Michael Collins: chi è l’astronauta dell’Apollo 11, biografia e cosa fa oggi
Non solo Neil Armstrong e Buzz Aldrin; spesso ci si dimentica del terzo astronauta dell’Apollo 11 Michael Collins, l’«uomo che non camminò sulla luna»
Ricorre il 50esimo anniversario del primo allunaggio, spesso nelle commemorazioni dello storico evento si ricordano solo i nomi di Neil Armstrong e Buzz Aldrin ma gli astronauti della missione, in realtà, Apollo 11 erano tre. C’era anche Micheal Collins, l’«uomo che non camminò sulla luna».
Michael Collins: l’uomo che non camminò sulla luna
Collins è nato il 31 ottobre 1930 a Roma – al civico 16 di via Tevere, dove ancora oggi una targa ricorda l’evento – per via della professione del padre Generale dell’Esercito di stanza all’ambasciata americana in Italia. Una volta tornato negli Usa frequentò l’accademia militare di West Point, l’inizio di una carriera da pilota di caccia con oltre 4mila ore di volo. Passato alla NASA nel 1963 divenne così esperto nelle manovre da redigere un manuale di 117 pagine sulle procedure di emergenza. Partecipò, dopo essersi specializzato in missioni EVA (le cosiddette “passeggiate nello spazio”, alle missioni Gemini 7 e Gemini 10.
Nel quadro della missione Apollo 11 gli venne affidato il compito di pilotare il modulo di Comando e di Servizio Columbia da cui il lander con a bordo Armstrong e Aldrin sarebbe partito alla volta della Luna. Collins era stato addestrato, per certi versi in modo più duro rispetto agli altri due astronauti, per pilotare la “nave madre” da solo e a riportarla sulla Terra nel caso in cui qualcosa fosse andato storto.
Una solitudine che l’uomo non provava dai tempi di Adamo
Mentre Armstrong e Aldrin erano sulla superficie lunare – ci rimasero per ben 21 ore – Collins rimase a bordo della navicella che nel frattempo orbitava intorno alla Luna. Dunque, diverse volte passò dal lato oscuro del satellite (la Luna si frapponeva completamente tra lui e la Terra), in questi frangenti – fino alla missione Apollo 13, nessun uomo era mai andato così lontano – non poteva comunicare né con la struttura di controllo sulla Terra né con i due compagni di viaggio.

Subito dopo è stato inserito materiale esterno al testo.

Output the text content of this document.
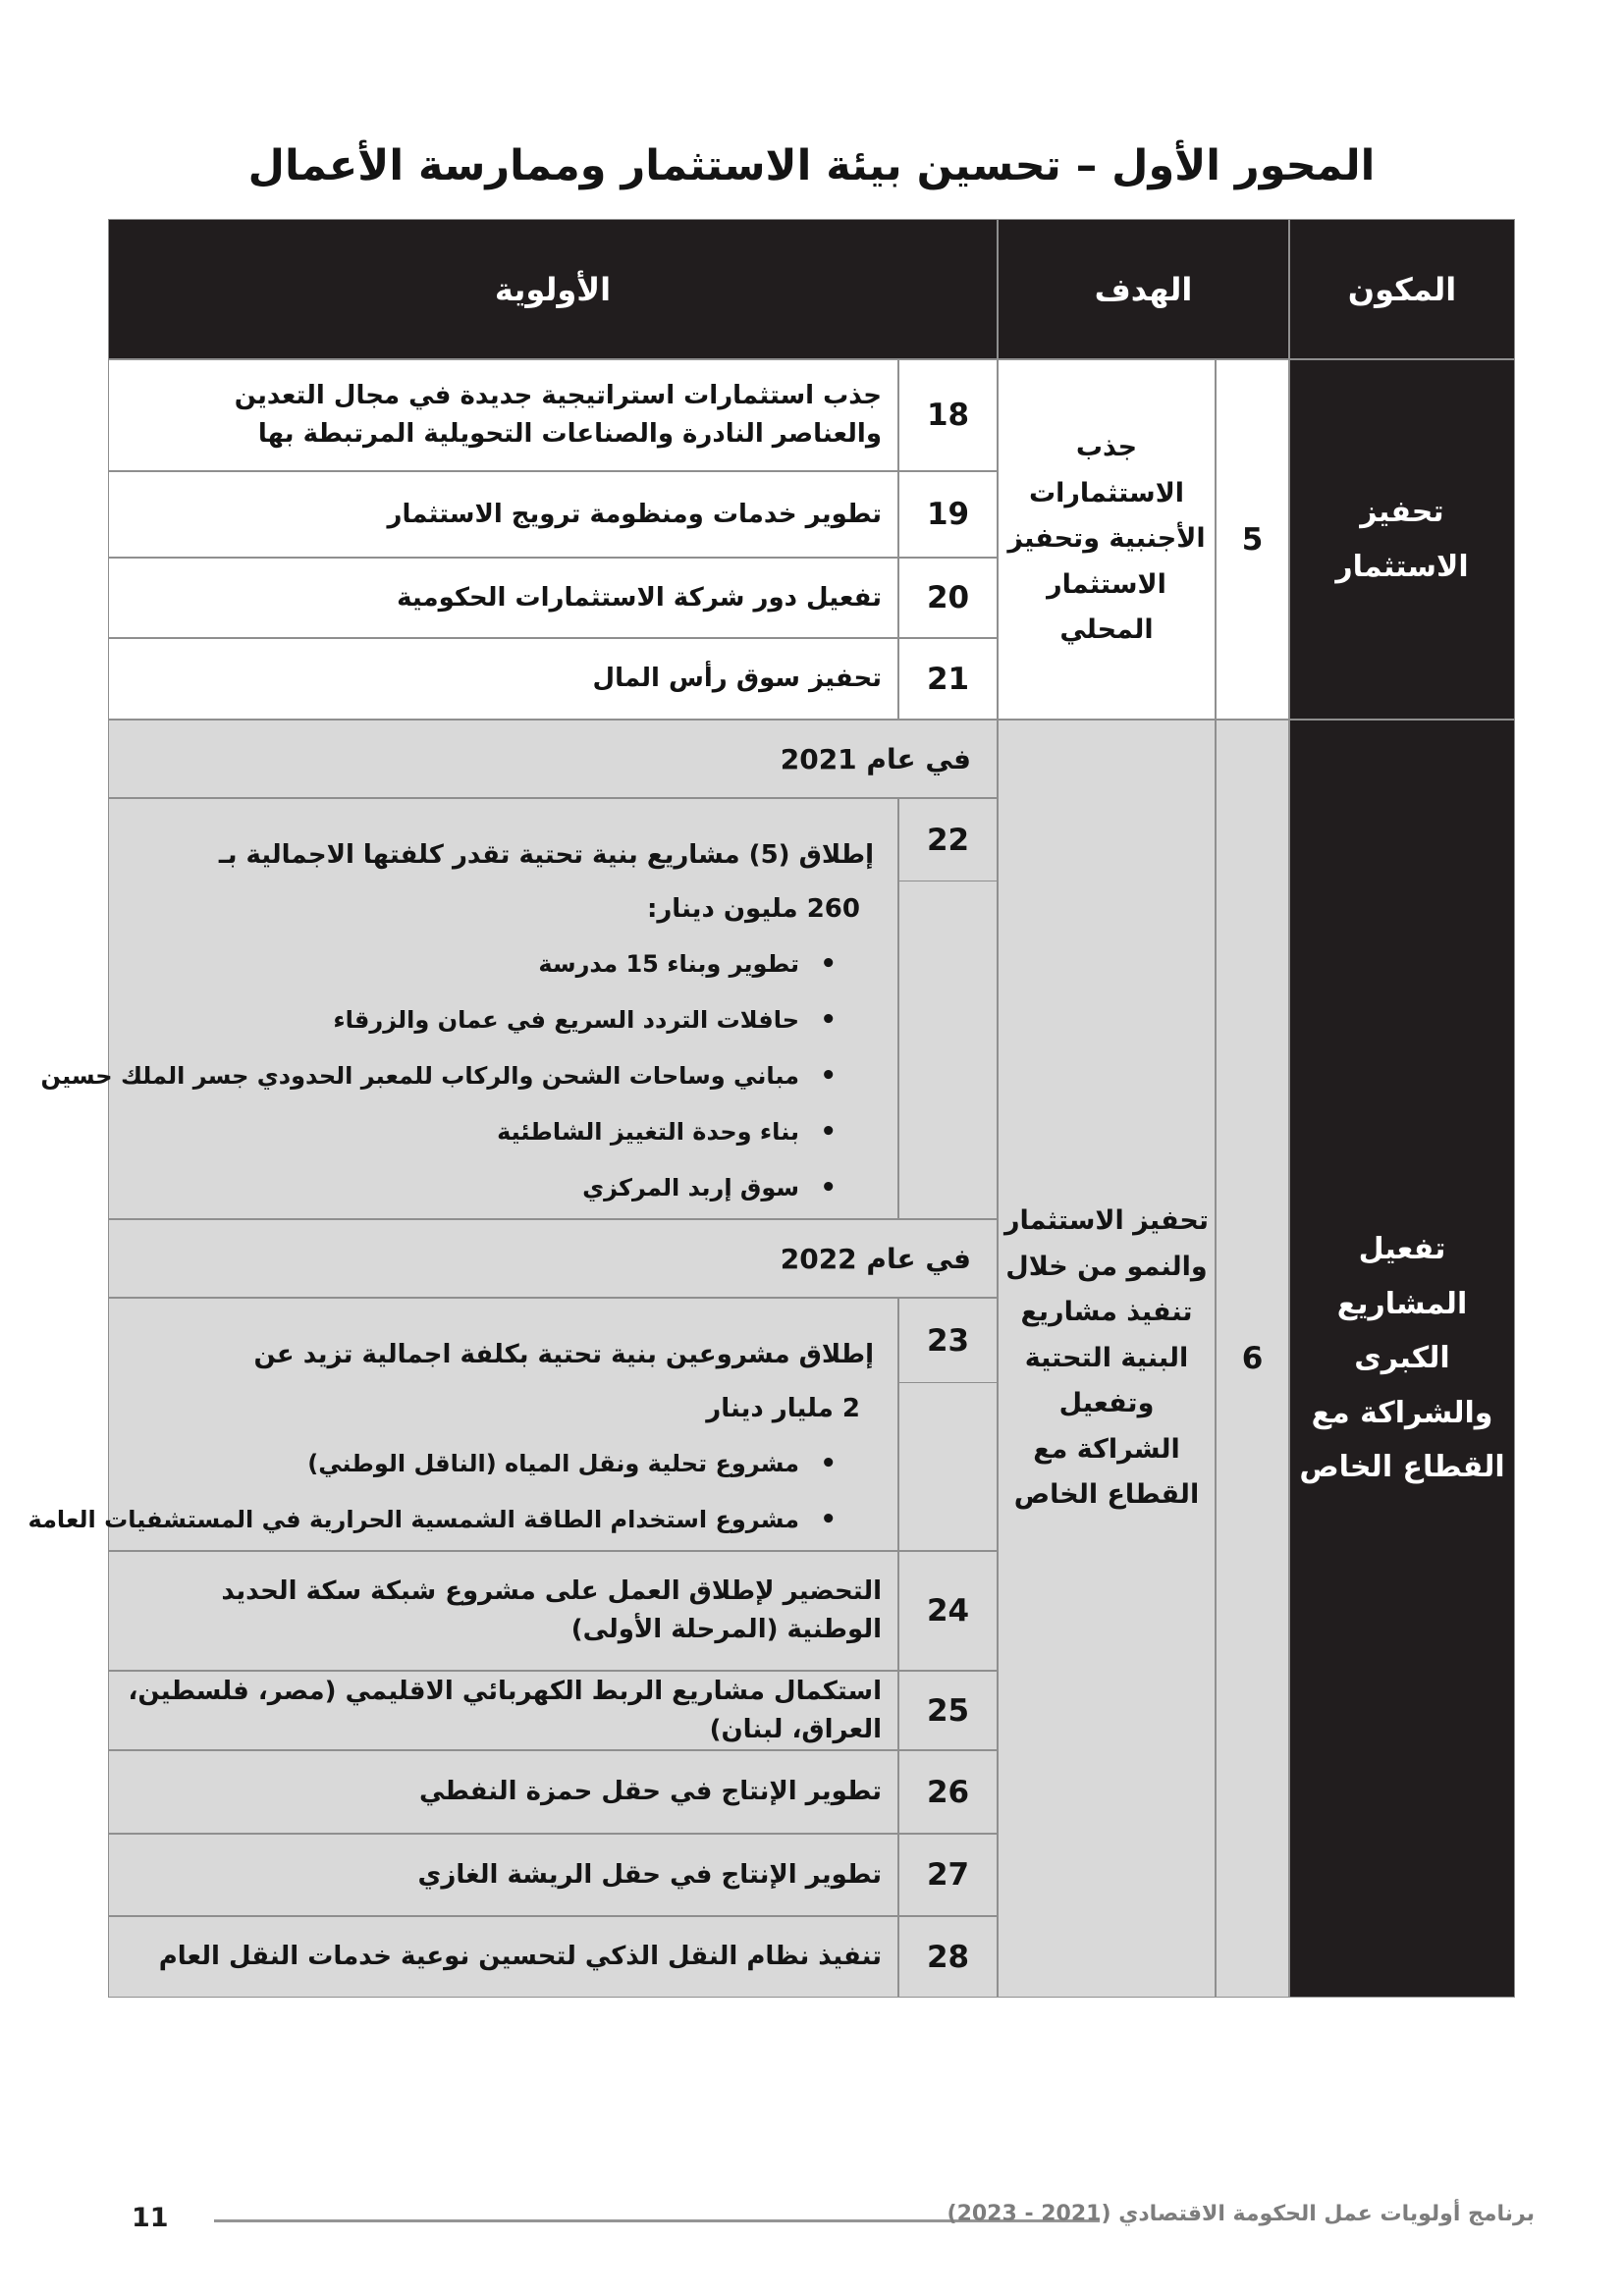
المحور الأول – تحسين بيئة الاستثمار وممارسة الأعمال
الأولوية	الهدف	المكون
تحفيز الاستثمار
5
جذب الاستثمارات الأجنبية وتحفيز الاستثمار المحلي
جذب استثمارات استراتيجية جديدة في مجال التعدين والعناصر النادرة والصناعات التحويلية المرتبطة بها
18
تطوير خدمات ومنظومة ترويج الاستثمار 19
تفعيل دور شركة الاستثمارات الحكومية 20
تحفيز سوق رأس المال 21
تفعيل المشاريع الكبرى والشراكة مع القطاع الخاص
6
تحفيز الاستثمار والنمو من خلال تنفيذ مشاريع البنية التحتية وتفعيل الشراكة مع القطاع الخاص
في عام 2021
إطلاق (5) مشاريع بنية تحتية تقدر كلفتها الاجمالية بـ
260 مليون دينار:
• تطوير وبناء 15 مدرسة
• حافلات التردد السريع في عمان والزرقاء
• مباني وساحات الشحن والركاب للمعبر الحدودي جسر الملك حسين
• بناء وحدة التغييز الشاطئية
• سوق إربد المركزي
22
في عام 2022
إطلاق مشروعين بنية تحتية بكلفة اجمالية تزيد عن
2 مليار دينار
• مشروع تحلية ونقل المياه (الناقل الوطني)
• مشروع استخدام الطاقة الشمسية الحرارية في المستشفيات العامة
23
التحضير لإطلاق العمل على مشروع شبكة سكة الحديد الوطنية (المرحلة الأولى)
24
استكمال مشاريع الربط الكهربائي الاقليمي (مصر، فلسطين، العراق، لبنان)
25
تطوير الإنتاج في حقل حمزة النفطي 26
تطوير الإنتاج في حقل الريشة الغازي 27
تنفيذ نظام النقل الذكي لتحسين نوعية خدمات النقل العام 28
برنامج أولويات عمل الحكومة الاقتصادي (2021 - 2023)
11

“Nessun uomo sperimentava una solitudine del genere dai tempi di Adamo” descrissero la sua condizione con queste parole dalla Nasa. Recentemente intervistato dalla Bbc, gli venne ricordata questa frase allorché Collins rispose lapidariamente “e quindi?”. Un aneddoto che permette di comprendere la freddezza dell’astronauta allora come oggi all’età di quasi 90 anni. Nella sua autobiografia – intitolata “Carrying the fire” – raccontò di non essersi mai sentito realmente solo ma di aver provato “consapevolezza, soddisfazione, fiducia, quasi gioia”.